Le conseil de surveillance : un premier projet

Le conseil de surveillance : un premier projet

Dans le cadre de la rubrique « la nouvelle Franc-maçonnerie », j’ai l’honneur de vous présenter ci-dessous le projet de Conseil de Surveillance, rédigé par le frère Vabadus. Moins de discours, mais des actes serait le slogan de cette idée à partager sans modération.

Les grandes lignes du Conseil de Surveillance vous ont été décrites dans un article précédent. Bien sûr, ce projet peut être complété en fonction des spécificités de chaque obédience.

Si le Conseil de Surveillance est un outil permettant à chaque membre d’une obédience d’être assurée que les Conseillers fédéraux agissent pour le bien de tous, dans le respect des principes, des valeurs et des textes de l’obédience, il est aussi un peu plus que cela. Il réduit le pouvoir – ou l’illusion de pouvoir – d’un conseil fédéral, le rendant responsable de ses actes devant les loges. Aucun grand maître, aucun conseil fédéral, ne veut voir discuté d’un tel projet par son convent. Il est, à ce titre, une avant-première … et c’est terrible à dire, il est sur un blog maçonnique …

A vos claviers, pour compléter ce projet ! Toutes vos suggestions sont bienvenues.

Le conseil de surveillance : un premier projet
Le conseil de surveillance : un premier projet

Le Conseil de Surveillance (Projet)

Préambule

L’intégration d’un Conseil de Surveillance (CDS) dans l’architecture globale de fonctionnement de l’obédience vise à rééquilibrer les pouvoirs entre les Loges et l’exécutif et à rendre les membres et les Loges plus directement acteurs impliqués dans la construction de leur histoire commune.

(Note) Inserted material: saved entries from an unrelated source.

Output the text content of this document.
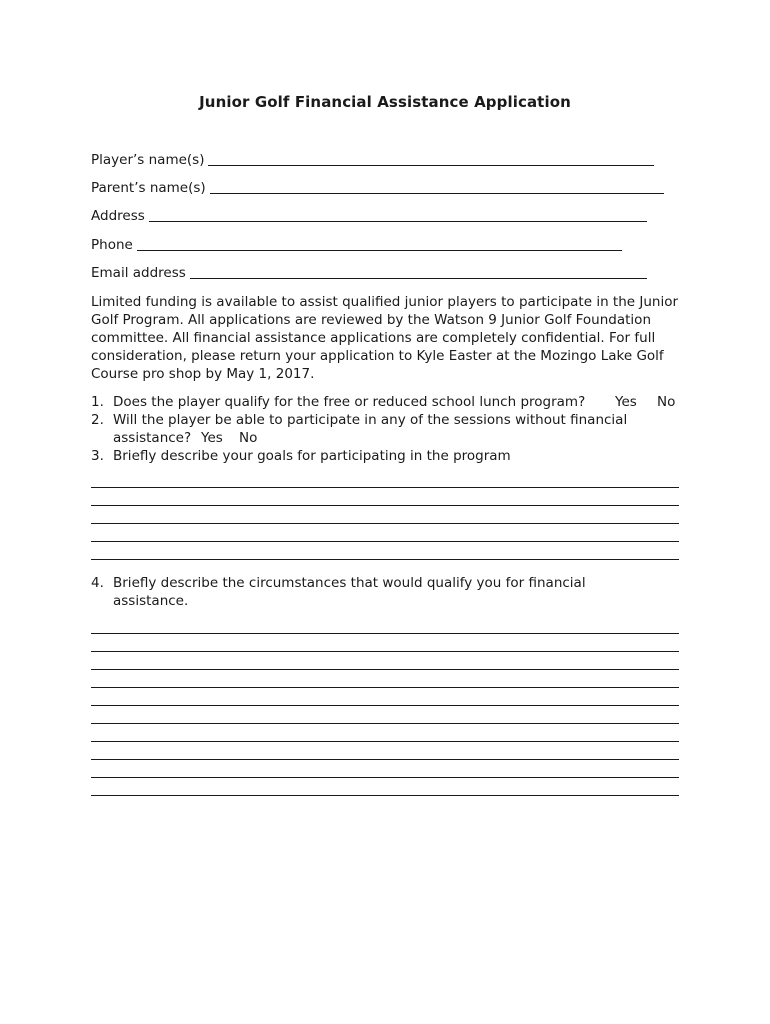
Junior Golf Financial Assistance Application
Player’s name(s)
Parent’s name(s)
Address
Phone
Email address
Limited funding is available to assist qualified junior players to participate in the Junior Golf Program. All applications are reviewed by the Watson 9 Junior Golf Foundation committee. All financial assistance applications are completely confidential. For full consideration, please return your application to Kyle Easter at the Mozingo Lake Golf Course pro shop by May 1, 2017.
1. Does the player qualify for the free or reduced school lunch program? Yes No
2. Will the player be able to participate in any of the sessions without financial
assistance? Yes No
3. Briefly describe your goals for participating in the program
4. Briefly describe the circumstances that would qualify you for financial
assistance.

Le CDS est un organe de pouvoirs des membres et des Loges totalement indépendant du pouvoir exécutif. C’est l’ensemble, des membres qui délègue à ce CDS le contrôle de la régularité des décisions de l’exécutif.

Le CDS s’appuie sur un Principe moderne très largement appliqué dans les entreprises qui veut que toute délégation de pouvoirs implique le contrôle et la sanction. Le CDS permet, grâce à cette surveillance permanente des actes de l’exécutif, de prévenir de toutes défaillances et de toutes natures de dérives. Il peut également délivrer des conseils préventifs évitant les erreurs sur décisions à venir

L’action du CDS doit garantir aux membres de l’obédience que les valeurs fondamentales de la Franc-Maçonnerie en général et de l’obédience en particuliers sont et seront totalement protégées en permanence.
Le CDS doit veiller au respect absolu des Principes, de la Constitution et des Règlement Généraux notamment lors de modifications règlementaires souhaitées par l’exécutif. Il doit veiller également au respect du Droit Commun qui s’applique aux membres de l’obédience en qualité de citoyen.

Le CDS doit permettre en toute liberté l’exercice du droit d’alerte par un membre ou une Loge.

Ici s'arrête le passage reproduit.